June 17, 2011 / 2:31 PM / 7 years ago

Kids with government insurance wait longer for some care

BOSTON (Reuters Health) - Sick children covered by Medicaid or the Children’s Health Insurance Program (CHIP) must wait twice as long as youngsters with private insurance to get an appointment with a specialist -- if they can get an appointment at all, according to a new study of a few hundred specialty clinics in Illinois.

Although past research has shown a disparity in care between people covered by public and private health insurance, this is the first to take a comprehensive look at specialty care in children, said coauthor Dr. Karin Rhodes of the University of Pennsylvania.

“We had an idea that this was a problem, but we didn’t know the magnitude of it,” she told Reuters Health.

The study, in the June 16 New England Journal of Medicine, “is clear and convincing evidence” that children with public insurance are treated differently, she said, “and it’s across the system.”

Federal law says that Medicaid recipients must have the same access to care as the general population.

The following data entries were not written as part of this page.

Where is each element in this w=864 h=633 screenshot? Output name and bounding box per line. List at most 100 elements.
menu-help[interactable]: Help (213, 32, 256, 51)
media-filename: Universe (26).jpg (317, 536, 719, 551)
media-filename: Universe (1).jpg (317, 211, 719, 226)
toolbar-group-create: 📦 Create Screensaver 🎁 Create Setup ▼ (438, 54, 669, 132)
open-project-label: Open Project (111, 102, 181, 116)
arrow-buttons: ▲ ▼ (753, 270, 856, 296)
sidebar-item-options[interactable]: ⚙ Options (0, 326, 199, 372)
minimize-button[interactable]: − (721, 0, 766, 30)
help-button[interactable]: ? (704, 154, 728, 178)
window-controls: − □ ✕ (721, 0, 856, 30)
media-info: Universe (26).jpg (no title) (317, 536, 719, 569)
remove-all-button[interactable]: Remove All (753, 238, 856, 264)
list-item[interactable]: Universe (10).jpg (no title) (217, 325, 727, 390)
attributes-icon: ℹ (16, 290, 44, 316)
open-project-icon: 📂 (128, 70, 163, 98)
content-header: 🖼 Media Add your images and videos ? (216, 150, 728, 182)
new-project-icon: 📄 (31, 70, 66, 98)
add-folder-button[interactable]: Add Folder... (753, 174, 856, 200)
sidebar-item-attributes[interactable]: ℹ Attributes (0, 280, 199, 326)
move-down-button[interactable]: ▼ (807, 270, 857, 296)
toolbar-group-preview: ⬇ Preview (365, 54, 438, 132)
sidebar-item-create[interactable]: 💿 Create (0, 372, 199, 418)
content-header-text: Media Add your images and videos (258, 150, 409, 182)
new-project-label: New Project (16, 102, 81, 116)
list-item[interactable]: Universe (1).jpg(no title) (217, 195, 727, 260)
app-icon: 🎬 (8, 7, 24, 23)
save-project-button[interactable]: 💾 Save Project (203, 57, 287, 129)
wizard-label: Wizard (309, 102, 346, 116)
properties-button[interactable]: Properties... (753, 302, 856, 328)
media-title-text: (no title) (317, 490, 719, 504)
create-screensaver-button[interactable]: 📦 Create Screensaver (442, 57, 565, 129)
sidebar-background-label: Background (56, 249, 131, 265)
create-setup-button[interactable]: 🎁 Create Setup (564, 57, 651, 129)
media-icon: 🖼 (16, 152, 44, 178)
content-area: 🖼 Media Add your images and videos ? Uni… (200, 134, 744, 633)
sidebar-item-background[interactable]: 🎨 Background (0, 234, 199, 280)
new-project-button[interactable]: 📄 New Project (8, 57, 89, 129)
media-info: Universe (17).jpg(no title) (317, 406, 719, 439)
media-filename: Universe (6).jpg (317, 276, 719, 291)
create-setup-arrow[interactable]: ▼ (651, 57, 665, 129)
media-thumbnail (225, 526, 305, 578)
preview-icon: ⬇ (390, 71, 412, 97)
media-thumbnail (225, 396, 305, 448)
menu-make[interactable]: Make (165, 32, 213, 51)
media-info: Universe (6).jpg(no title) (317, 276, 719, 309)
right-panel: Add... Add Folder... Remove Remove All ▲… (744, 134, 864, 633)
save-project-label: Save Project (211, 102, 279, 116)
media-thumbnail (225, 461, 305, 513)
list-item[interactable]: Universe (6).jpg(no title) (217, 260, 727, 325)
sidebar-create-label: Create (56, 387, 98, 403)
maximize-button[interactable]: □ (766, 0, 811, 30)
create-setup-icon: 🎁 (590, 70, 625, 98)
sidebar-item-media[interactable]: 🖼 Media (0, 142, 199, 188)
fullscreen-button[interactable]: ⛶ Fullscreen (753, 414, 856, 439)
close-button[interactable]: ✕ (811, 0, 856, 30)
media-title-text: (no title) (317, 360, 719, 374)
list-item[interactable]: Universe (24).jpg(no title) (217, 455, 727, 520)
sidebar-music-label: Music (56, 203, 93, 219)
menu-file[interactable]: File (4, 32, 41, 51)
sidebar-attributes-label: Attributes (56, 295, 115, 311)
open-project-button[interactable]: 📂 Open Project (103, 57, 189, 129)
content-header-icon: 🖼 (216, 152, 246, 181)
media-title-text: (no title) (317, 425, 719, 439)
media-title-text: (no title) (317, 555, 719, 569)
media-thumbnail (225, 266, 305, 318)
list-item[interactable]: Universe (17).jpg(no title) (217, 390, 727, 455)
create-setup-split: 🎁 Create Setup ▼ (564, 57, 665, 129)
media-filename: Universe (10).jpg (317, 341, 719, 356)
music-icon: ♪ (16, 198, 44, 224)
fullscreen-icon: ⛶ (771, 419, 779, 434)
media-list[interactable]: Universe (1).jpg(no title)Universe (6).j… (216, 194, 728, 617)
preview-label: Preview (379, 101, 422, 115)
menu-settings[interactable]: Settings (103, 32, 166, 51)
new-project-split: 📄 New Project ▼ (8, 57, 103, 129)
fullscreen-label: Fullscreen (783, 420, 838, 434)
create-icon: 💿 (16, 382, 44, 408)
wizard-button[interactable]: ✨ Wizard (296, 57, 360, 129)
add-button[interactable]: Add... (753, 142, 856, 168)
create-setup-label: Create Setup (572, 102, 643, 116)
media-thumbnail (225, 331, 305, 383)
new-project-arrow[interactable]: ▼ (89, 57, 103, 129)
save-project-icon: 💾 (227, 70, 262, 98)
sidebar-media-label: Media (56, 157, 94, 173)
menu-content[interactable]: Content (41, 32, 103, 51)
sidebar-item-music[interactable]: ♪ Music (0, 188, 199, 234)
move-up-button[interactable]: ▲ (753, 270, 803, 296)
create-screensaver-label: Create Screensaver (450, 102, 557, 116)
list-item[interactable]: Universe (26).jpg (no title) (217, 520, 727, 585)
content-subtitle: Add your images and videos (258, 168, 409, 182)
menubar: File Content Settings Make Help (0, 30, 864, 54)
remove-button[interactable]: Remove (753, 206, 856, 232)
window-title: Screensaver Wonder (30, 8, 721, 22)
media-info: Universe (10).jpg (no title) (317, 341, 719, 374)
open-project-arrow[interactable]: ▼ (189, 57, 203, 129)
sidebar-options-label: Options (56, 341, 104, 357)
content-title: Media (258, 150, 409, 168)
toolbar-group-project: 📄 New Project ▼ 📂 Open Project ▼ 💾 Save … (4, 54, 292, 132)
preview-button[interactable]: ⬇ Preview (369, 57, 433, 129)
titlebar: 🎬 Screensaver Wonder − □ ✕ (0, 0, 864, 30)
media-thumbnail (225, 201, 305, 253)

During the first five months of 2010, female callers posed as mothers whose child needed specialty care for serious conditions such as severe depression, diabetes and seizures. They tried to get appointments at 273 specialty clinics in Cook County, Illinois. At one point they said they had private insurance; at another, they offered an identical scenario but said the child had Medicaid and CHIP coverage.

While care was denied in only 11% of the clinics when private insurance coverage was offered, the denial rate was 66% when the clinic was told the child was covered by public insurance.

And in the case where Medicaid-CHIP insurance was accepted, those children were told that they would have to wait, on average, 22 days longer than those covered by private insurance.

The typical wait for an appointment was 20 days in the private coverage group and 42 days for Medicaid-CHIP.

The trend was seen across all seven specialties tested -- orthopedics, psychiatry, asthma, neurology, endocrinology, otolaryngology and dermatology.

Rhodes and coauthor Joanna Bisgaier, also of the University of Pennsylvania, selected conditions “that were very common and where there’s evidence that specialty intervention can make a difference in long-term outcomes,” Rhodes said.

One woman who called seeking treatment for a child’s newly-diagnosed type 1 diabetes was told that the wait would be one year.

Even for the children with private insurance who could get an appointment, on average, after 20 days, “just having to wait three weeks with a kid with a new onset seizure, or diabetes, or poorly-controlled asthma, or a fracture is disturbing in itself,” Rhodes said.

“You add an extra 22 days on to that, and what you’ve got is disparities, discrimination that is purely based on insurance.”

One solution, she said, may be to realign the financial incentives in specialty care and allocate specialty care more wisely.

She said other states should consider doing a similar test, particularly if they are thinking of scaling back public insurance programs to save money.

“Every state should be studying their access, particularly if they’re considering cuts to Medicaid because they’re cash-strapped and they think they’re going to take it out of their healthcare budget,” she said. “If we keep whittling away at these programs, we will increase the disparities.”